Il Gran Premio del Messico ha definitivamente spento le residue speranze mondiali di Sebastian Vettel e della Ferrari, incoronando campione per la quarta volta nella sua carriera Lewis Hamilton. Ci potrebbero essere tante immagini simbolo di questa stagione dalla difficile lettura per chi non ha seguito attentamente l'evolversi degli eventi, ma probabilmente i fotogrammi che rendono meglio l'idea di come essa sia stata sono quelli di Hamilton che festeggia agitando la bandiera del Regno Unito, alternati dalla regia internazionale a Vettel che torna nel suo box a piedi con la visiera abbassata, chiuso nella sua delusione. Avrebbe meritato davvero questo titolo, come lo avrebbe meritato la Ferrari per l'enorme lavoro svolto nello sviluppo della monoposto sin dallo scorso inverno e poi per tutta la stagione, ma alla fine chi vince ha sempre ragione nello sport e perciò è giusto tributare doverosi e dovuti applausi a Hamilton, che, è bene ricordarlo, ha disputato la sua miglior annata in Formula 1.
Parlavamo prima di una stagione dalla difficile comprensione per chi ha seguito solo a tratti il 2017 della Formula 1: non è facile infatti spiegare a costoro come il più delle volte la SF70H di Maranello sia stata la macchina migliore in pista sulla distanza di gara, per poi vederla alzare bandiera bianca a due gare dalla fine contro una W08 veloce, ma dalle prestazioni mutevoli in fretta al variare delle condizioni. Ma in fondo questo è il paradosso che strugge i Ferraristi, che hanno visto in poco più di un mese naufragare violentemente un mondiale per la cui realizzazione finalmente c'era la giusta accoppiata pilota-macchina, da ormai troppi anni assente. Il trittico asiatico Singapore-Malesia-Giappone è stato per la Ferrari un mix di sfortuna e mancanza della necessaria affidabilità, proprio quando le prestazioni della vettura sembravano essere cresciute rispetto alla Mercedes: in almeno due di queste gare potevamo tranquillamente assistere ad una doppietta rossa, che avrebbe portato via tanti punti a Hamilton, e in questo finale la Red Bull sarebbe stata ago della bilancia del mondiale con la sua ritrovata competitività.

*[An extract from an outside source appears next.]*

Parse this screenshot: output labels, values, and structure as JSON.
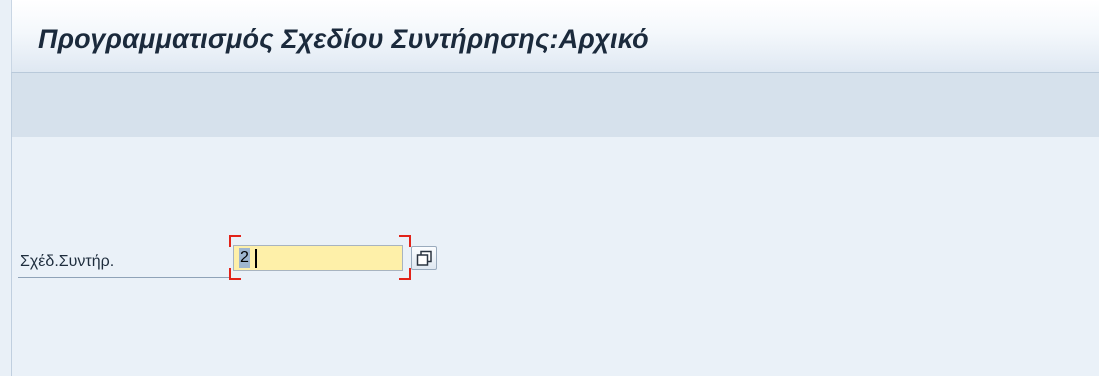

Purtroppo non avremo mai la controprova di quanto supposto, ma le premesse per riportare il titolo mondiale a Maranello dieci anni dopo l'ultima vittoria targata Kimi Raikkonen c'erano tutte. Rimarranno indelebili in negativo nelle menti dei Ferraristi la partenza di Singapore, il turbo della Malesia e la candela di Suzuka, come nel 2006 il motore rotto da Schumacher sulla stessa pista giapponese, o come l'errore di strategia di Abu Dhabi 2010 che fece perdere il titolo ad Alonso. Lo stesso weekend messicano potrebbe essere un'efficace metafora della stagione della Rossa: straordinaria pole di Vettel al sabato con uno dei giri migliori della sua carriera, ma poi alla prima curva il contatto con Verstappen, che ha come conseguenza il danneggiamento dell'ala anteriore della Ferrari numero 5, che poi va a forare la posteriore destra di Hamilton. E' mancato talvolta quel quid che sarebbe servito a far la differenza, probabilmente fortuna, perché alla squadra divisa tra Maranello e la pista non si può rimproverare nulla, ma c'è solo da battere le mani per il recupero effettuato sulla Mercedes.
Probabilmente nessuno prima di Melbourne avrebbe potuto immaginare una Rossa in testa al mondiale per due terzi del campionato, che a Monaco era arrivata al massimo distacco di 25 punti sulla Mercedes di Hamilton, così come pochi poi vedendo l'andamento della stagione, caratterizzata da una lotta punto a punto, si sarebbero aspettati di veder risolta la contesa con due gare di anticipo. Il motorsport può infatti essere tanto bello quanto crudele, e nei momenti in cui tutto gira storto offre spesso un'occasione successiva per rifarsi: per la Ferrari quest'occasione si chiama 2018, un anno che ora si carica di notevoli aspettative e l'inverno che ci dividerà dal prossimo campionato non sarà dei più facili per il team di Maranello, dovendo lavorare con i fari puntati addosso, come invece non era stato nel pre-season di quella che ormai volge al termine. Ora è importante cogliere almeno una vittoria nelle due gare rimanenti per lanciarsi bene verso il 2018, per dimostrare ancora una volta che quest'anno solo una serie di imprevisti repentini ha impedito a Vettel di giocarsela fino all'ultimo gran premio.